As an attempt to mitigate this issue, we implemented **MinMax** scaling and **binning**. Even though the RMSE **drastically** decreased, the values remained different in scale.

![](./plots/rf_minmax_bin.png)

Root Mean Squared Error (RMSE): 0.6897974447004057

Aditionally, we used Random Search to find the best parameters for a portion of the 500 files, assuming that this sample would somewhat represent the general behaviour of the SP500 Index, meaning the most common best settings for that section would represent the best settings for all the data:

![](./plots/rf_optimized.png)

Although not present in this notebook, we also implemented some ideas suggested by the professor, such as:

 - Concatenated every Stock data file, using new columns to represent 'Tickers' and 'Sectors', as we were told large amounts of data allowed for extrapolation
 - Used LightGBM in order to improve training speed (later removed due to feature importance issues)

Due to external pressures, such as available working time hindered by the elevated amount of delivery checkpoints, we could not run all of the final codes in time. Furthermore, this is explained in detail in the final parts of our Random Forest Regressor notebook.

We strongly suggest you analyze the sector retrieval and loop for all companies, inside the `random_forest_regressor.ipynb` notebook.

#### RF Regressor Conclusion

Random Forest Regressor was meant to produce buy signals, in order to have a comparison element with the LSTM.

Essentialy, this would be an extra for the project. Unfortunately, we were not able to obtain results we were satisfied with, therefore we will not waste more time than we already have developing such a complex solution to the problem.

Although the professor suggested our model would be capable of extrapolating, external pressures such as the overwhelming ammount of projects and tests scheduled for this delivery week hindered our ability to calmly and timely approach this problem. 

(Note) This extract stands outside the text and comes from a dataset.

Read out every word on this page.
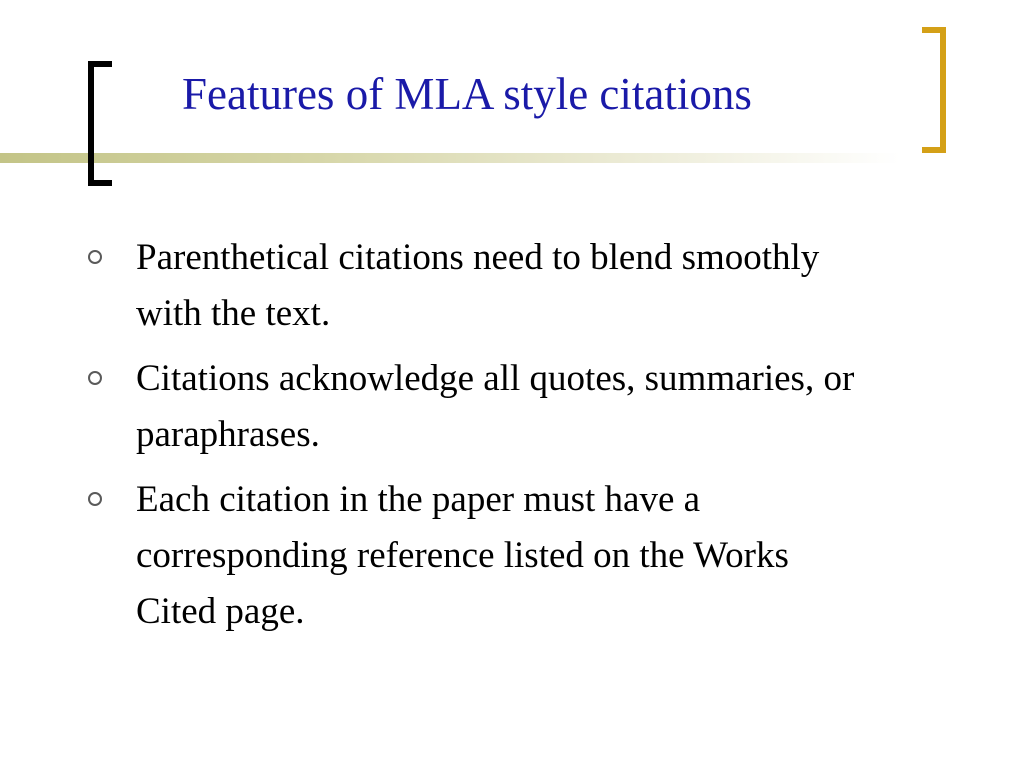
Features of MLA style citations
Parenthetical citations need to blend smoothly with the text.
Citations acknowledge all quotes, summaries, or paraphrases.
Each citation in the paper must have a corresponding reference listed on the Works Cited page.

Due to these factors, we still implemented many different ways of mitigating complications we found along the way. When comparing to other groups' projects whose RMSE's were far superior, we noticed and informed them that they were **violating the causality principle**, hence why our results were much inferior. These solutions include:

 - Using MinMax scaling, in order to verify if patterns were correctly detected
 - Using binning to facilitate model training and testing, due to the elevated number of different values for each column
 - Extracted financial metrics and predicting them in order to completely bypass the violation of causality principle
 - Optimized RF parameters
 - Concatenated every Stock data file, using new columns to represent 'Tickers' and 'Sectors', as we were told large ammounts of data allowed for extrapolation
 - Used LightGBM in order to improve training speed (later removed due to feature importance issues)
 - Determined Feature Importance and explained RF's decisions and why they were outputting such results

Despite this, we were able to correctly identify relative changes in price, meaning our model is capable of correctly detecting price changes, while **respecting pertinent prediction principles**.